FIRST minister Mark Drakeford has accused the UK Government of throwing "sand in the eyes" of the public after it was confirmed that Westminster would try to repeal an act banning the use of agency workers to cover striking staff.

Talking to BBC Radio 4's Today programme, the first minister was asked about plans from the Westminster government to repeal the 2017 Trade Union Wales Act, which forbids the use of agencies to temporarily fill the vacancies left by workers who are on strike.

The legislation was passed to protect the rights of workers in devolved areas like health and education.

Mr Drakeford barely disguised his anger over the fact that the plans were revealed "without a word of discussion" with the Welsh Government.

"It speaks volumes of the disrespectful agenda that this Westminster government has towards devolution and of course we will resist it", he said.

On the principal of replacing rail workers with agency staff, Mr Drakeford saidL "It’s nonsense. The idea that you’ll find an agency worker capable of driving a train, of operating a signal box. These are hugely safety critical roles. This is just a piece of nonsense".

He then went on to attack the Conservative government more generally, saying: "It’s sand in people’s eyes. Where was that government last week when it ought to have been around the table helping to resolve this difficulty? Why wasn’t it there speaking up on behalf of the travelling public and funding a solution?

"We’ve got a government that’s absent on the job - it doesn’t engage where it ought to engage, and it indulges in makebelieve sorts of policies… to disguise their own abject failures".

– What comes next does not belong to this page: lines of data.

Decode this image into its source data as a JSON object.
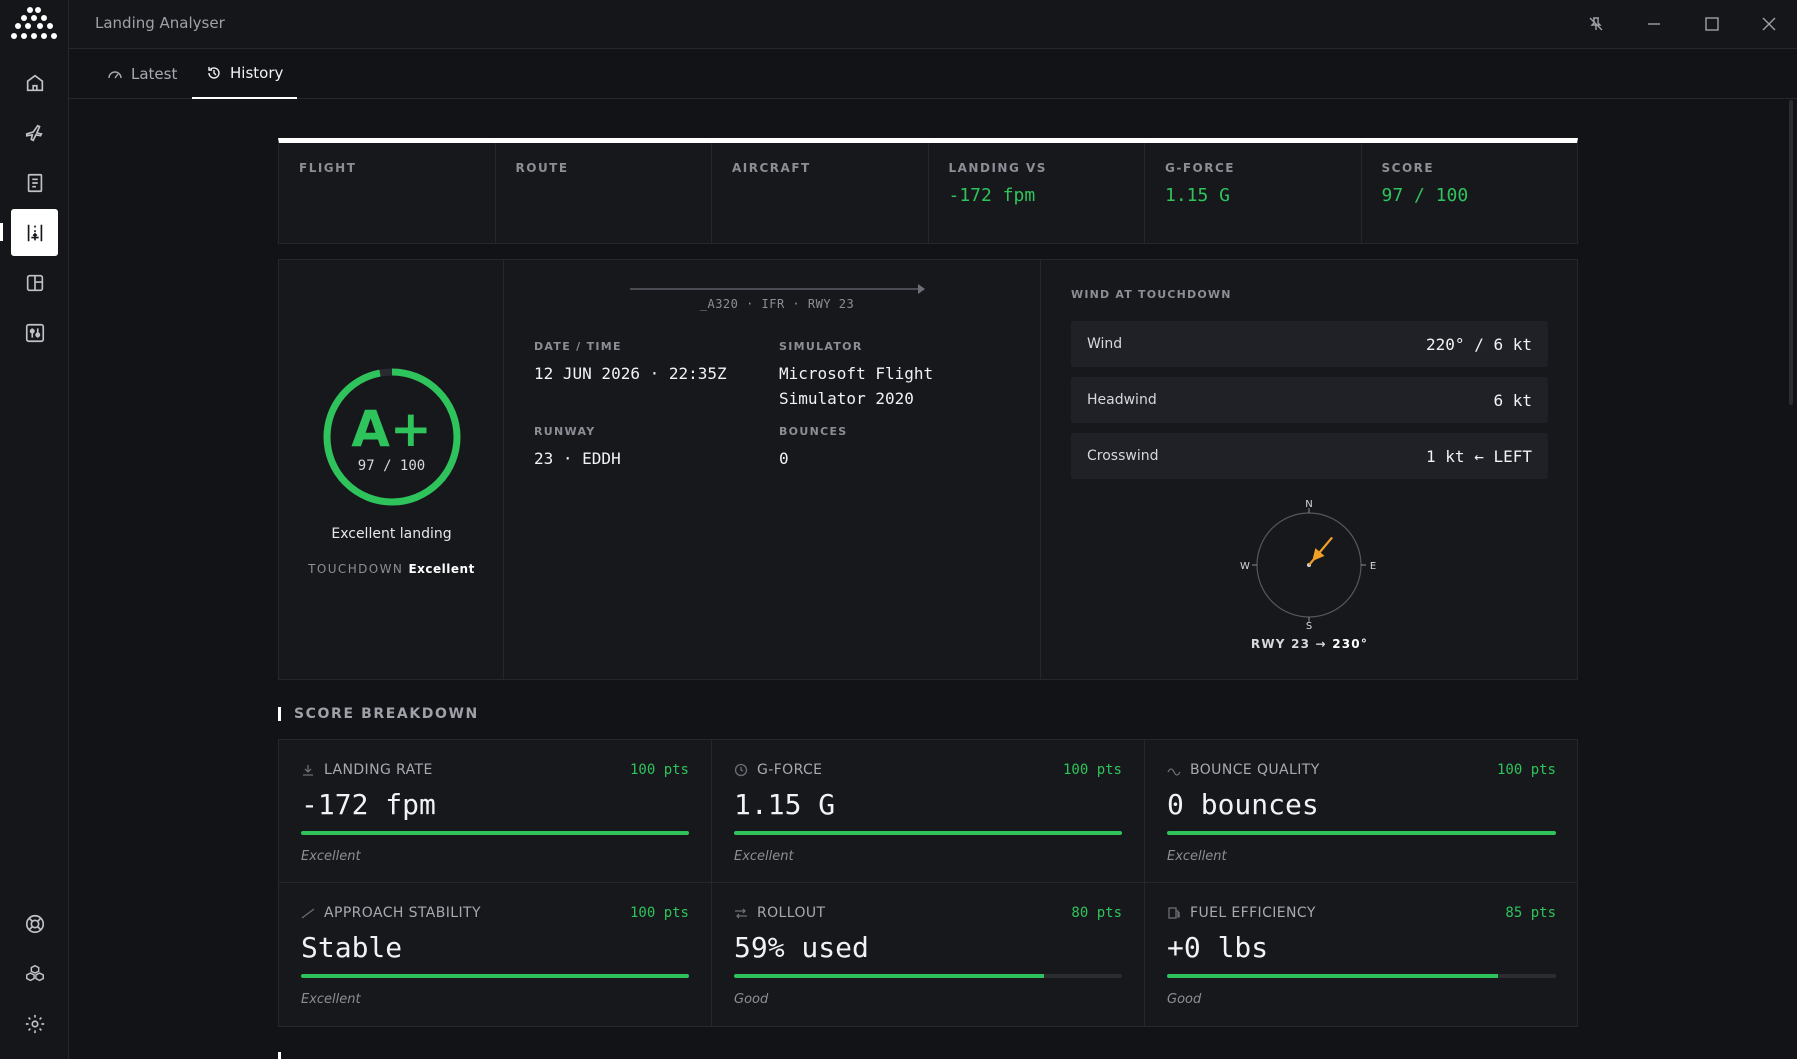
{
  "app": {
    "title": "Landing Analyser"
  },
  "tabs": [
    {
      "label": "Latest",
      "icon": "gauge-icon",
      "active": false
    },
    {
      "label": "History",
      "icon": "history-icon",
      "active": true
    }
  ],
  "summary": {
    "flight": {
      "label": "FLIGHT",
      "value": ""
    },
    "route": {
      "label": "ROUTE",
      "value": ""
    },
    "aircraft": {
      "label": "AIRCRAFT",
      "value": ""
    },
    "landing_vs": {
      "label": "LANDING VS",
      "value": "-172 fpm"
    },
    "g_force": {
      "label": "G-FORCE",
      "value": "1.15 G"
    },
    "score": {
      "label": "SCORE",
      "value": "97 / 100"
    }
  },
  "grade": {
    "letter": "A+",
    "score": "97 / 100",
    "score_fraction": 0.97,
    "text": "Excellent landing",
    "touchdown_label": "TOUCHDOWN",
    "touchdown_value": "Excellent"
  },
  "info": {
    "route_sub": "_A320 · IFR · RWY 23",
    "datetime": {
      "label": "DATE / TIME",
      "value": "12 JUN 2026 · 22:35Z"
    },
    "simulator": {
      "label": "SIMULATOR",
      "value": "Microsoft Flight Simulator 2020"
    },
    "runway": {
      "label": "RUNWAY",
      "value": "23 · EDDH"
    },
    "bounces": {
      "label": "BOUNCES",
      "value": "0"
    }
  },
  "wind": {
    "title": "WIND AT TOUCHDOWN",
    "rows": [
      {
        "label": "Wind",
        "value": "220° / 6 kt"
      },
      {
        "label": "Headwind",
        "value": "6 kt"
      },
      {
        "label": "Crosswind",
        "value": "1 kt ← LEFT"
      }
    ],
    "compass": {
      "n": "N",
      "e": "E",
      "s": "S",
      "w": "W",
      "wind_direction_deg": 220
    },
    "runway_label": "RWY 23 →",
    "runway_heading": "230°"
  },
  "breakdown": {
    "title": "SCORE BREAKDOWN",
    "metrics": [
      {
        "name": "LANDING RATE",
        "icon": "download-icon",
        "points": "100 pts",
        "value": "-172 fpm",
        "fraction": 1.0,
        "rating": "Excellent"
      },
      {
        "name": "G-FORCE",
        "icon": "clock-icon",
        "points": "100 pts",
        "value": "1.15 G",
        "fraction": 1.0,
        "rating": "Excellent"
      },
      {
        "name": "BOUNCE QUALITY",
        "icon": "wave-icon",
        "points": "100 pts",
        "value": "0 bounces",
        "fraction": 1.0,
        "rating": "Excellent"
      },
      {
        "name": "APPROACH STABILITY",
        "icon": "slope-icon",
        "points": "100 pts",
        "value": "Stable",
        "fraction": 1.0,
        "rating": "Excellent"
      },
      {
        "name": "ROLLOUT",
        "icon": "arrows-icon",
        "points": "80 pts",
        "value": "59% used",
        "fraction": 0.8,
        "rating": "Good"
      },
      {
        "name": "FUEL EFFICIENCY",
        "icon": "fuel-icon",
        "points": "85 pts",
        "value": "+0 lbs",
        "fraction": 0.85,
        "rating": "Good"
      }
    ]
  },
  "colors": {
    "accent": "#2fc35c",
    "wind_arrow": "#f0a028",
    "background": "#121317"
  }
}
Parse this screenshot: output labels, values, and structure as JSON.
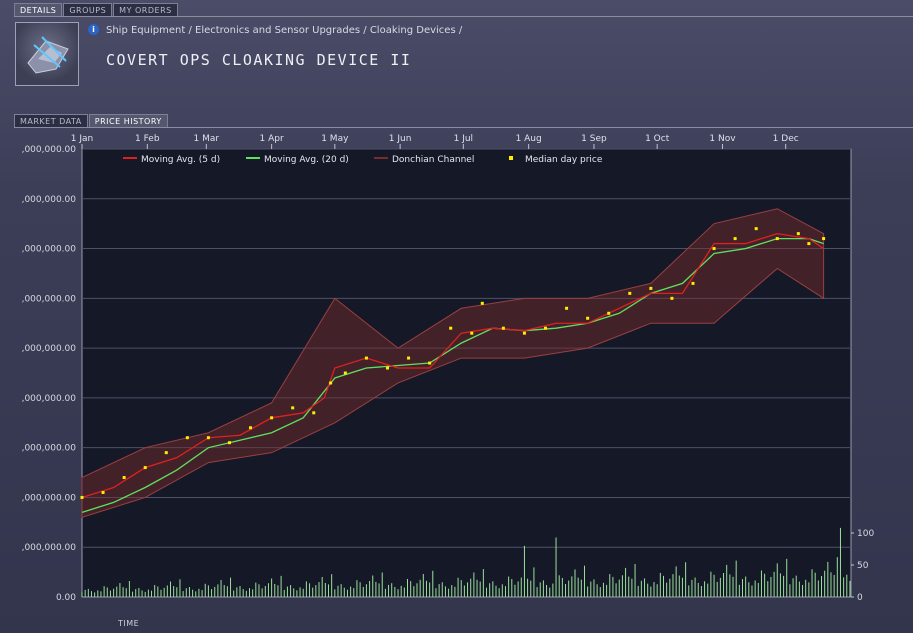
{
  "tabs": [
    {
      "label": "DETAILS",
      "active": true
    },
    {
      "label": "GROUPS",
      "active": false
    },
    {
      "label": "MY ORDERS",
      "active": false
    }
  ],
  "item": {
    "breadcrumb": "Ship Equipment / Electronics and Sensor Upgrades / Cloaking Devices /",
    "title": "COVERT OPS CLOAKING DEVICE II",
    "icon": "cloaking-device-icon",
    "info_icon": "i"
  },
  "subtabs": [
    {
      "label": "MARKET DATA",
      "active": false
    },
    {
      "label": "PRICE HISTORY",
      "active": true
    }
  ],
  "time_label": "TIME",
  "colors": {
    "ma5": "#e02020",
    "ma20": "#60e060",
    "donchian": "#7a2c2c",
    "median": "#ffee00",
    "volume": "#9be09b"
  },
  "chart_data": {
    "type": "line",
    "x_months": [
      "1 Jan",
      "1 Feb",
      "1 Mar",
      "1 Apr",
      "1 May",
      "1 Jun",
      "1 Jul",
      "1 Aug",
      "1 Sep",
      "1 Oct",
      "1 Nov",
      "1 Dec"
    ],
    "y_tick_labels": [
      "0.00",
      ",000,000.00",
      ",000,000.00",
      ",000,000.00",
      ",000,000.00",
      ",000,000.00",
      ",000,000.00",
      ",000,000.00",
      ",000,000.00",
      ",000,000.00"
    ],
    "y_tick_labels_top_first": [
      ",000,000.00",
      ",000,000.00",
      ",000,000.00",
      ",000,000.00",
      ",000,000.00",
      ",000,000.00",
      ",000,000.00",
      ",000,000.00",
      ",000,000.00",
      "0.00"
    ],
    "ylim": [
      0,
      9
    ],
    "volume_ticks": [
      "100",
      "50",
      "0"
    ],
    "volume_ylim": [
      0,
      100
    ],
    "legend": [
      "Moving Avg. (5 d)",
      "Moving Avg. (20 d)",
      "Donchian Channel",
      "Median day price"
    ],
    "legend_placement": "top",
    "grid": true,
    "series": [
      {
        "name": "Moving Avg. (20 d)",
        "points": [
          [
            0,
            1.7
          ],
          [
            15,
            1.9
          ],
          [
            30,
            2.2
          ],
          [
            45,
            2.55
          ],
          [
            60,
            3.0
          ],
          [
            75,
            3.15
          ],
          [
            90,
            3.3
          ],
          [
            105,
            3.6
          ],
          [
            120,
            4.4
          ],
          [
            135,
            4.6
          ],
          [
            150,
            4.65
          ],
          [
            165,
            4.7
          ],
          [
            180,
            5.1
          ],
          [
            195,
            5.4
          ],
          [
            210,
            5.35
          ],
          [
            225,
            5.4
          ],
          [
            240,
            5.5
          ],
          [
            255,
            5.7
          ],
          [
            270,
            6.1
          ],
          [
            285,
            6.3
          ],
          [
            300,
            6.9
          ],
          [
            315,
            7.0
          ],
          [
            330,
            7.2
          ],
          [
            345,
            7.2
          ],
          [
            352,
            7.1
          ]
        ]
      },
      {
        "name": "Moving Avg. (5 d)",
        "points": [
          [
            0,
            2.0
          ],
          [
            15,
            2.2
          ],
          [
            30,
            2.6
          ],
          [
            45,
            2.8
          ],
          [
            60,
            3.2
          ],
          [
            75,
            3.25
          ],
          [
            90,
            3.6
          ],
          [
            105,
            3.7
          ],
          [
            115,
            4.0
          ],
          [
            120,
            4.6
          ],
          [
            135,
            4.8
          ],
          [
            150,
            4.6
          ],
          [
            165,
            4.6
          ],
          [
            180,
            5.3
          ],
          [
            195,
            5.4
          ],
          [
            210,
            5.35
          ],
          [
            225,
            5.5
          ],
          [
            240,
            5.5
          ],
          [
            255,
            5.8
          ],
          [
            270,
            6.1
          ],
          [
            285,
            6.1
          ],
          [
            300,
            7.1
          ],
          [
            315,
            7.1
          ],
          [
            330,
            7.3
          ],
          [
            345,
            7.2
          ],
          [
            352,
            7.0
          ]
        ]
      },
      {
        "name": "Median day price",
        "points": [
          [
            0,
            2.0
          ],
          [
            10,
            2.1
          ],
          [
            20,
            2.4
          ],
          [
            30,
            2.6
          ],
          [
            40,
            2.9
          ],
          [
            50,
            3.2
          ],
          [
            60,
            3.2
          ],
          [
            70,
            3.1
          ],
          [
            80,
            3.4
          ],
          [
            90,
            3.6
          ],
          [
            100,
            3.8
          ],
          [
            110,
            3.7
          ],
          [
            118,
            4.3
          ],
          [
            125,
            4.5
          ],
          [
            135,
            4.8
          ],
          [
            145,
            4.6
          ],
          [
            155,
            4.8
          ],
          [
            165,
            4.7
          ],
          [
            175,
            5.4
          ],
          [
            185,
            5.3
          ],
          [
            190,
            5.9
          ],
          [
            200,
            5.4
          ],
          [
            210,
            5.3
          ],
          [
            220,
            5.4
          ],
          [
            230,
            5.8
          ],
          [
            240,
            5.6
          ],
          [
            250,
            5.7
          ],
          [
            260,
            6.1
          ],
          [
            270,
            6.2
          ],
          [
            280,
            6.0
          ],
          [
            290,
            6.3
          ],
          [
            300,
            7.0
          ],
          [
            310,
            7.2
          ],
          [
            320,
            7.4
          ],
          [
            330,
            7.2
          ],
          [
            340,
            7.3
          ],
          [
            345,
            7.1
          ],
          [
            352,
            7.2
          ]
        ]
      }
    ],
    "donchian_channel": [
      [
        0,
        1.6,
        2.4
      ],
      [
        30,
        2.0,
        3.0
      ],
      [
        60,
        2.7,
        3.3
      ],
      [
        90,
        2.9,
        3.9
      ],
      [
        120,
        3.5,
        6.0
      ],
      [
        150,
        4.3,
        5.0
      ],
      [
        180,
        4.8,
        5.8
      ],
      [
        210,
        4.8,
        6.0
      ],
      [
        240,
        5.0,
        6.0
      ],
      [
        270,
        5.5,
        6.3
      ],
      [
        300,
        5.5,
        7.5
      ],
      [
        330,
        6.6,
        7.8
      ],
      [
        352,
        6.0,
        7.3
      ]
    ],
    "volume_pattern": [
      15,
      22,
      12,
      25,
      18,
      30,
      14,
      20,
      26,
      17,
      32,
      22,
      28,
      19,
      35,
      24,
      30,
      21,
      40,
      28,
      33,
      25,
      45,
      30
    ]
  }
}
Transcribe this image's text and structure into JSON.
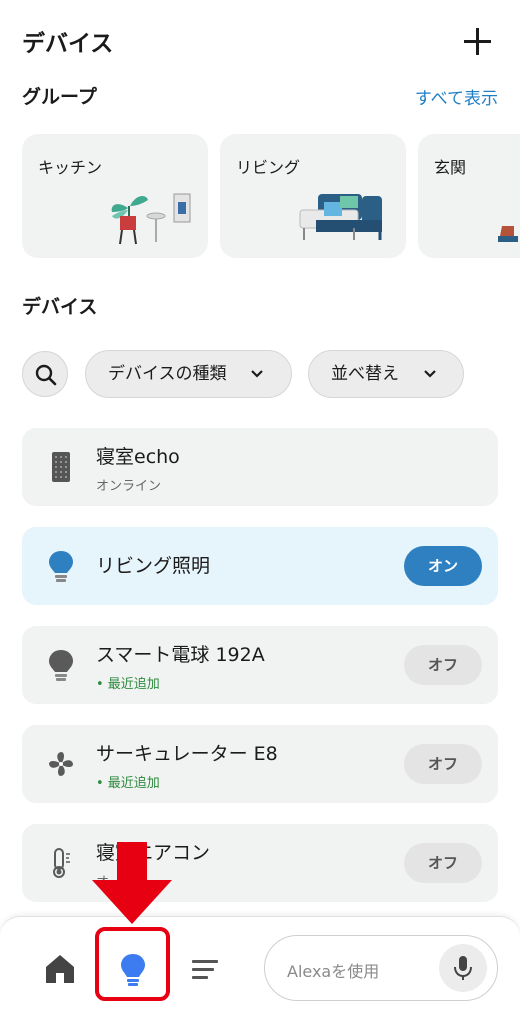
{
  "header": {
    "title": "デバイス",
    "add_icon": "plus-icon"
  },
  "groups_section": {
    "title": "グループ",
    "show_all": "すべて表示",
    "cards": [
      {
        "name": "キッチン"
      },
      {
        "name": "リビング"
      },
      {
        "name": "玄関"
      }
    ]
  },
  "devices_section": {
    "title": "デバイス",
    "filters": {
      "search_icon": "search-icon",
      "type_chip": "デバイスの種類",
      "sort_chip": "並べ替え"
    },
    "items": [
      {
        "name": "寝室echo",
        "status": "オンライン",
        "icon": "echo-speaker-icon"
      },
      {
        "name": "リビング照明",
        "status": "",
        "icon": "bulb-icon",
        "toggle": "オン",
        "state": "on"
      },
      {
        "name": "スマート電球 192A",
        "status": "• 最近追加",
        "icon": "bulb-icon",
        "toggle": "オフ",
        "state": "off"
      },
      {
        "name": "サーキュレーター E8",
        "status": "• 最近追加",
        "icon": "fan-icon",
        "toggle": "オフ",
        "state": "off"
      },
      {
        "name": "寝室エアコン",
        "status": "オ",
        "icon": "thermometer-icon",
        "toggle": "オフ",
        "state": "off"
      }
    ]
  },
  "bottom_nav": {
    "home_icon": "home-icon",
    "devices_icon": "bulb-icon",
    "more_icon": "menu-icon",
    "alexa_placeholder": "Alexaを使用",
    "mic_icon": "mic-icon"
  },
  "colors": {
    "accent": "#2f80c1",
    "on_card_bg": "#e6f4fb",
    "link": "#1f7fc4",
    "new_badge": "#2e8a3e",
    "annotation_red": "#e60012",
    "active_nav": "#3d7cf0"
  }
}
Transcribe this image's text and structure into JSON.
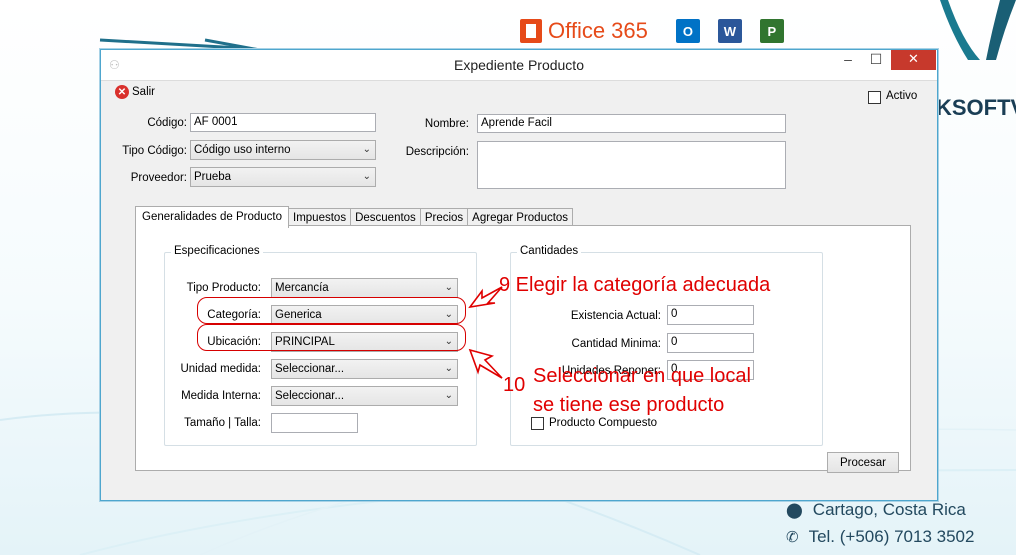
{
  "background": {
    "office_text": "Office 365",
    "app_tiles": [
      {
        "icon": "outlook-icon",
        "letter": "O",
        "color": "#0072c6"
      },
      {
        "icon": "word-icon",
        "letter": "W",
        "color": "#2b579a"
      },
      {
        "icon": "project-icon",
        "letter": "P",
        "color": "#31752f"
      }
    ],
    "brand_text": "KSOFTV",
    "contact_location": "Cartago, Costa Rica",
    "contact_phone": "Tel. (+506) 7013 3502"
  },
  "window": {
    "title": "Expediente Producto",
    "minimize_glyph": "–",
    "maximize_glyph": "☐",
    "close_glyph": "✕"
  },
  "toolbar": {
    "salir_label": "Salir"
  },
  "activo": {
    "label": "Activo"
  },
  "header_form": {
    "codigo_label": "Código:",
    "codigo_value": "AF 0001",
    "tipo_codigo_label": "Tipo Código:",
    "tipo_codigo_value": "Código uso interno",
    "proveedor_label": "Proveedor:",
    "proveedor_value": "Prueba",
    "nombre_label": "Nombre:",
    "nombre_value": "Aprende Facil",
    "descripcion_label": "Descripción:",
    "descripcion_value": ""
  },
  "tabs": [
    {
      "label": "Generalidades de Producto",
      "active": true
    },
    {
      "label": "Impuestos"
    },
    {
      "label": "Descuentos"
    },
    {
      "label": "Precios"
    },
    {
      "label": "Agregar Productos"
    }
  ],
  "especificaciones": {
    "title": "Especificaciones",
    "tipo_producto_label": "Tipo Producto:",
    "tipo_producto_value": "Mercancía",
    "categoria_label": "Categoría:",
    "categoria_value": "Generica",
    "ubicacion_label": "Ubicación:",
    "ubicacion_value": "PRINCIPAL",
    "unidad_medida_label": "Unidad medida:",
    "unidad_medida_value": "Seleccionar...",
    "medida_interna_label": "Medida Interna:",
    "medida_interna_value": "Seleccionar...",
    "tamano_label": "Tamaño | Talla:",
    "tamano_value": ""
  },
  "cantidades": {
    "title": "Cantidades",
    "existencia_label": "Existencia Actual:",
    "existencia_value": "0",
    "cantidad_minima_label": "Cantidad Minima:",
    "cantidad_minima_value": "0",
    "unidades_reponer_label": "Unidades Reponer:",
    "unidades_reponer_value": "0",
    "producto_compuesto_label": "Producto Compuesto"
  },
  "procesar_label": "Procesar",
  "annotations": {
    "step9": "9 Elegir la categoría adecuada",
    "step10_number": "10",
    "step10_line1": "Seleccionar en que local",
    "step10_line2": "se tiene ese producto",
    "color": "#e00000"
  }
}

Numerous Members of the Senedd have objected to the move, including Welsh Liberal Democrat leader Jane Dodds who said: "This latest move by the UK Government is a disgrace. This is just the latest episode in a sustained assault by the Conservative Party on the democratic legitimacy of the Senedd and devolved lawmaking.

"The fact they are overriding our Parliament to try and trample on workers' rights only makes it all the more disturbing."